• 1 January 1982
    • journal article
    • research article
    • Vol. 42  (2) , 389-396
Abstract
Twenty-one anchorage-independent subclones and 10 subclones with reduced serum requirements were isolated as single-step mutants spontaneously or after ethylmethanesulfonate or N-methyl-N''-nitro-N-nitrosoguanidine mutagenesis of CHEF/18 diploid Chinese hamster embryo fibroblasts. Anchorage-independent mutants retain the high serum requirement and nontransformed morphology typical of CHEF/18. Only 4 of 21 anchorage mutants have spontaneously produced tumors when injected at 107/site in nude mice and these were only at a fraction of sites. Low-serum (LS) mutants acquire transformed morphology and increased anchorage-independent growth simultaneously with the loss of high-serum requirement. Only 2 of 10 LS mutants have spontaneously produced tumors.

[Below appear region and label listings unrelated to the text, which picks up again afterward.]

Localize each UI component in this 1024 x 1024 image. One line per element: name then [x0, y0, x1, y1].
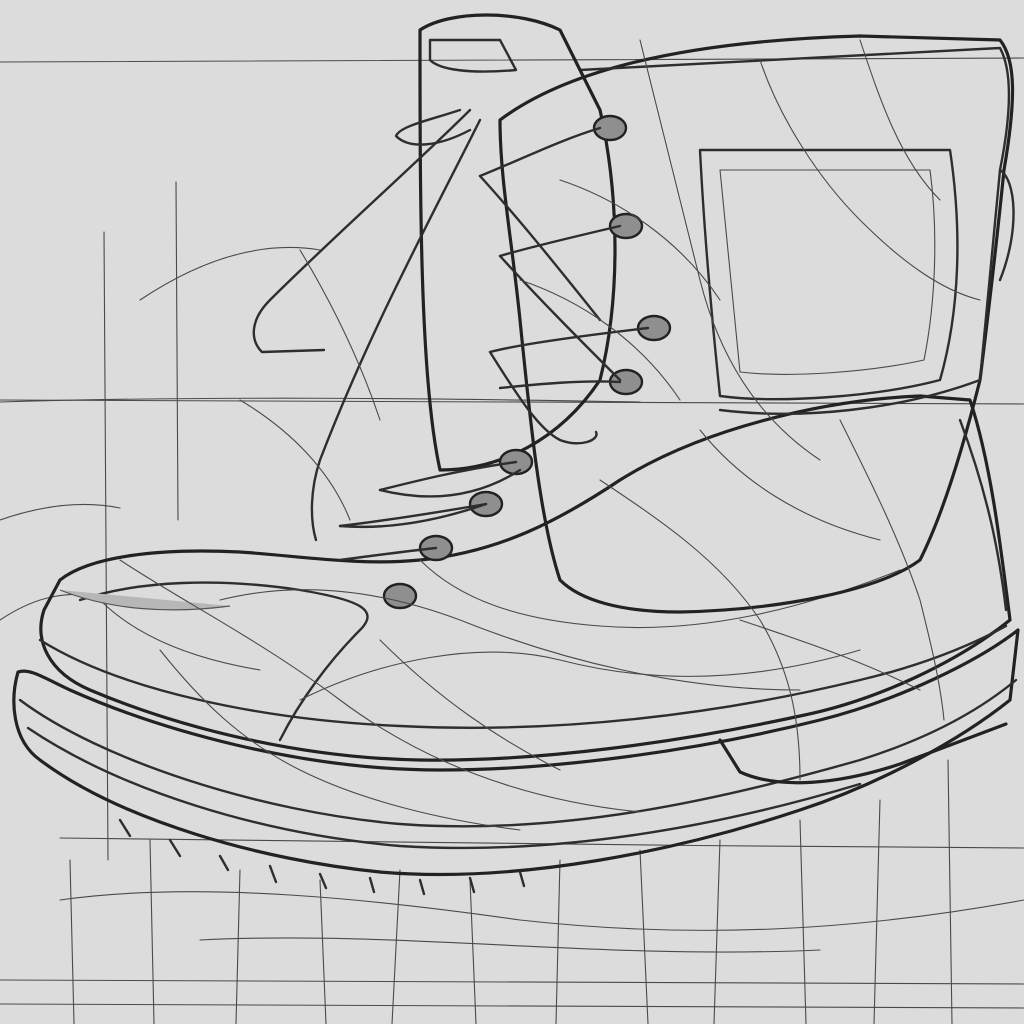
boot-illustration: [0, 0, 1024, 1024]
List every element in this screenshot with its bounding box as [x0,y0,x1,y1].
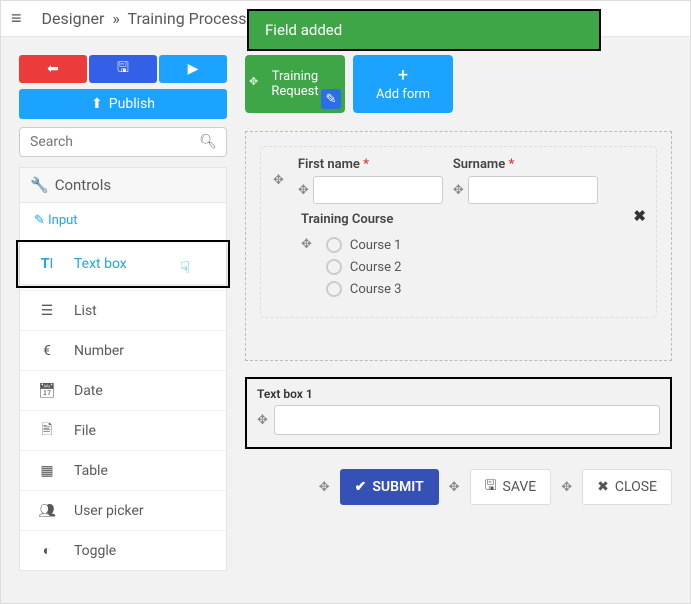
breadcrumb-page: Training Process [128,9,247,28]
input-category[interactable]: Input [20,203,226,238]
upload-icon: ⬆ [91,96,103,112]
form-canvas: Field added ✥ Training Request ✎ + Add f… [245,55,672,571]
form-tab-training-request[interactable]: ✥ Training Request ✎ [245,55,345,113]
calendar-icon: 📅︎ [38,383,56,399]
wrench-icon: 🔧 [30,176,49,194]
delete-field-button[interactable]: ✖ [633,207,646,225]
move-icon[interactable]: ✥ [249,75,258,88]
search-input[interactable] [19,127,227,157]
users-icon: 👥︎ [38,503,56,519]
cursor-icon: ☟ [180,258,190,277]
course-option[interactable]: Course 1 [326,237,402,253]
close-button[interactable]: ✖ CLOSE [582,469,672,505]
first-name-label: First name * [298,157,443,172]
training-course-label: Training Course [301,212,644,227]
control-text-box[interactable]: TI Text box ☟ [20,244,226,284]
breadcrumb: Designer » Training Process [42,9,247,28]
publish-label: Publish [109,96,155,112]
control-user-picker[interactable]: 👥︎ User picker [20,490,226,530]
form-drop-area[interactable]: ✖ ✥ First name * ✥ Surname * [245,131,672,361]
euro-icon: € [38,343,56,359]
control-list[interactable]: ☰ List [20,290,226,330]
move-icon[interactable]: ✥ [273,173,284,188]
search-icon[interactable]: 🔍︎ [199,134,217,150]
textbox-label: Text box 1 [257,387,660,401]
list-icon: ☰ [38,303,56,319]
surname-label: Surname * [453,157,598,172]
surname-input[interactable] [468,176,598,204]
course-option[interactable]: Course 3 [326,281,402,297]
publish-button[interactable]: ⬆ Publish [19,89,227,119]
back-button[interactable]: ⬅ [19,55,87,83]
controls-header: 🔧 Controls [19,167,227,202]
file-icon: 🖹 [38,419,56,443]
course-option[interactable]: Course 2 [326,259,402,275]
toast-notification: Field added [247,9,601,51]
move-icon[interactable]: ✥ [257,413,268,428]
save-button[interactable]: 🖫 [89,55,157,83]
save-form-button[interactable]: 🖫 SAVE [470,469,552,505]
text-icon: TI [38,256,56,272]
edit-form-button[interactable]: ✎ [321,89,341,109]
control-file[interactable]: 🖹 File [20,410,226,450]
textbox-input[interactable] [274,405,660,435]
move-icon[interactable]: ✥ [301,237,312,252]
field-group: ✖ ✥ First name * ✥ Surname * [260,146,657,318]
move-icon[interactable]: ✥ [561,480,572,495]
move-icon[interactable]: ✥ [453,183,464,198]
textbox-field-block: Text box 1 ✥ [245,377,672,449]
toggle-icon: ◐ [38,542,56,559]
control-toggle[interactable]: ◐ Toggle [20,530,226,570]
control-table[interactable]: ▦ Table [20,450,226,490]
submit-button[interactable]: ✔ SUBMIT [340,469,439,505]
menu-icon[interactable]: ≡ [11,8,22,29]
move-icon[interactable]: ✥ [449,480,460,495]
move-icon[interactable]: ✥ [319,480,330,495]
preview-button[interactable]: ▶ [159,55,227,83]
sidebar: ⬅ 🖫 ▶ ⬆ Publish 🔍︎ 🔧 Controls Input TI T… [19,55,227,571]
plus-icon: + [398,67,408,85]
move-icon[interactable]: ✥ [298,183,309,198]
first-name-input[interactable] [313,176,443,204]
control-number[interactable]: € Number [20,330,226,370]
add-form-button[interactable]: + Add form [353,55,453,113]
table-icon: ▦ [38,463,56,479]
control-date[interactable]: 📅︎ Date [20,370,226,410]
breadcrumb-root[interactable]: Designer [42,9,105,28]
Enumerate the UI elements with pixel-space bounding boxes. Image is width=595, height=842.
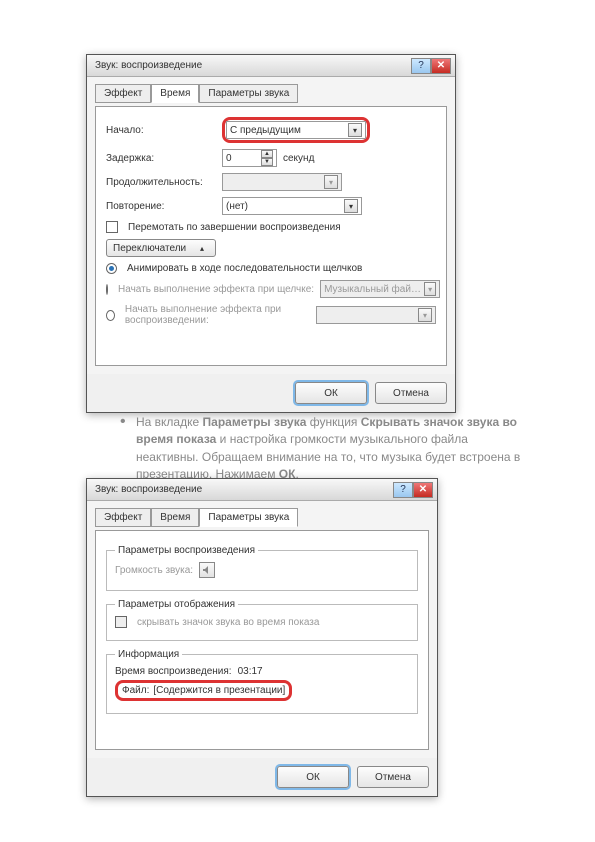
repeat-dropdown[interactable]: (нет) ▾ [222, 197, 362, 215]
start-label: Начало: [106, 125, 216, 136]
radio-animate-sequence-label: Анимировать в ходе последовательности ще… [127, 263, 362, 274]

When some anchorage and LS mutants were remutagenized and when mutagenized populations were injected into nude mice, tumors appeared at many of the injected sites. Untreated CHEF/18 cells have never given tumors (0 of 34 sites) and mutagenized CHEF/18 cells have given tumors at only 3 of 29 sites. Malignant transformation is a multistep process in the Chinese hamster embryo fibroblast system. Most 1-step mutants selected for anchorage independence or reduced serum requirements do not have tumor-forming potentials higher than that of the parent CHEF/18. Thus, anchorage-independent and LS phenotypes per se do not account for the increase in tumor-forming potential. The genomic rearrangement process as well as specific mutations may contribute to tumorigenicity.